How Long Should Kids Stay Home from School After Becoming Ill
Children who are ill should stay home from school until they are fever-free and well enough to participate in normal activities, which is recommended at all times for voluntary home isolation of ill persons, not just during pandemics. 1
General Principle for School Attendance
The CDC's community mitigation guidelines establish that voluntary home isolation of ill persons (staying home when ill) is recommended at all times as a core personal nonpharmaceutical intervention, regardless of whether there is a pandemic. 1 This means children should remain home whenever they have symptoms of infectious illness that could spread to others.

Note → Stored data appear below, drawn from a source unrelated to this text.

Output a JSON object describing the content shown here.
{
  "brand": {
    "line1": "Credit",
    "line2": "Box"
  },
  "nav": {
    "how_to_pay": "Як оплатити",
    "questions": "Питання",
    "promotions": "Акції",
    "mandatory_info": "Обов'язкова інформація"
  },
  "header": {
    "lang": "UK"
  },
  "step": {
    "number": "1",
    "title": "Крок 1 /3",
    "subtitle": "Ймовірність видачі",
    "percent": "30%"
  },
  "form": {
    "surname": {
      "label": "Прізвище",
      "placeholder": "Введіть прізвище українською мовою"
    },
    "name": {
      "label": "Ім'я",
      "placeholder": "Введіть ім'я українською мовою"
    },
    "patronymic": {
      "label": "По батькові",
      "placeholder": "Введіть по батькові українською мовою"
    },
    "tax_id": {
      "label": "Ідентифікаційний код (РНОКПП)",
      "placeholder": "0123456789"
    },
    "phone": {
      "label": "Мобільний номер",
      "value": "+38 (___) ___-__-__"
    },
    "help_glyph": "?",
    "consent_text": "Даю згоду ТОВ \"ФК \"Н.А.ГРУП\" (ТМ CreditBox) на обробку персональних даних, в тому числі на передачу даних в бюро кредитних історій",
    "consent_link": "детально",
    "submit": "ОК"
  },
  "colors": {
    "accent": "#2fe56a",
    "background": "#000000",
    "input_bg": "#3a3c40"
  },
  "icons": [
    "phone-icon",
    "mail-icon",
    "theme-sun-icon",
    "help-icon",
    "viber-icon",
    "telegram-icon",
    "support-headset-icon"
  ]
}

Specific Duration Guidelines
For Influenza-Like Illness
- Children should stay home until fever has resolved without the use of fever-reducing medications and they feel well enough to participate in normal school activities. 1
- During pandemics, voluntary home quarantine of exposed household members for up to 3 days may be recommended when a household member is ill, though this is reserved for pandemic situations. 1
For Specific Conditions Where Exclusion Is NOT Required
Hand, Foot, and Mouth Disease:
- The American Academy of Pediatrics recommends no school exclusion once diagnosed, as by the time of diagnosis the child has already been infectious for a significant period, making exclusion ineffective. 2
- Children can remain in class with emphasis on hand hygiene and discouraging close direct contact. 2
Fifth Disease (Parvovirus B19):
- Children do not require exclusion from school once the rash appears, as they are no longer contagious at this stage. 3
- This differs from measles, rubella, and varicella which do require specific exclusion periods. 3
Key Considerations for Return to School
Symptom-Based Approach
- Fever resolution is the most critical marker - children should be fever-free without antipyretics before returning. 1
- Children should be well enough to participate in normal school activities without requiring special accommodations. 1
- Non-specific symptoms like nasal congestion, rhinorrhea, sore throat, or mild gastrointestinal symptoms alone may not warrant prolonged exclusion, particularly when COVID-19 or other serious infections have been ruled out. 4
Common Pitfalls to Avoid
- Avoid premature return with fever-reducing medications: Parents sometimes send children to school after giving antipyretics, which masks ongoing illness and maintains transmission risk. 5
- Don't rely on "mild symptoms" as justification: Research shows parents who believe children should attend school with mild symptoms or after taking over-the-counter medications are more likely to send symptomatic children to school, contributing to disease spread. 5
- Consider the specific illness: Not all childhood illnesses require the same exclusion period - some like HFMD and fifth disease have different transmission patterns that don't benefit from exclusion once diagnosed. 2, 3
Practical Implementation
When to Keep Children Home
Children should stay home if they have:
- Fever (temperature elevation requiring antipyretics or documented fever). 1
- Symptoms preventing normal participation in school activities. 1
- Vomiting or diarrhea (stay-at-home symptoms). 5
- New continuous cough with systemic symptoms. 5
- Known exposure to serious infectious diseases during the incubation period. 1
When Children Can Return
Children can return when:
- Fever-free for 24 hours without antipyretics. 1
- Able to participate in normal school activities. 1
- No longer in the acute phase of illness with systemic symptoms. 1
Special Circumstances
- For children at high risk for complications (chronic medical conditions, immunosuppression, age <2 years), more conservative approaches may be warranted with medical guidance. 1
- During influenza season, children with confirmed or suspected influenza should ideally stay home until fever-free for 24 hours and symptoms are improving, particularly if antiviral treatment was initiated. 1
Evidence Quality Note
The CDC guidelines on voluntary home isolation represent the highest quality evidence available, published in MMWR Recommendations and Reports and consistently reinforced across multiple pandemic preparedness documents. 1 These recommendations prioritize both individual health outcomes and community transmission reduction, balancing the educational needs of children with public health imperatives.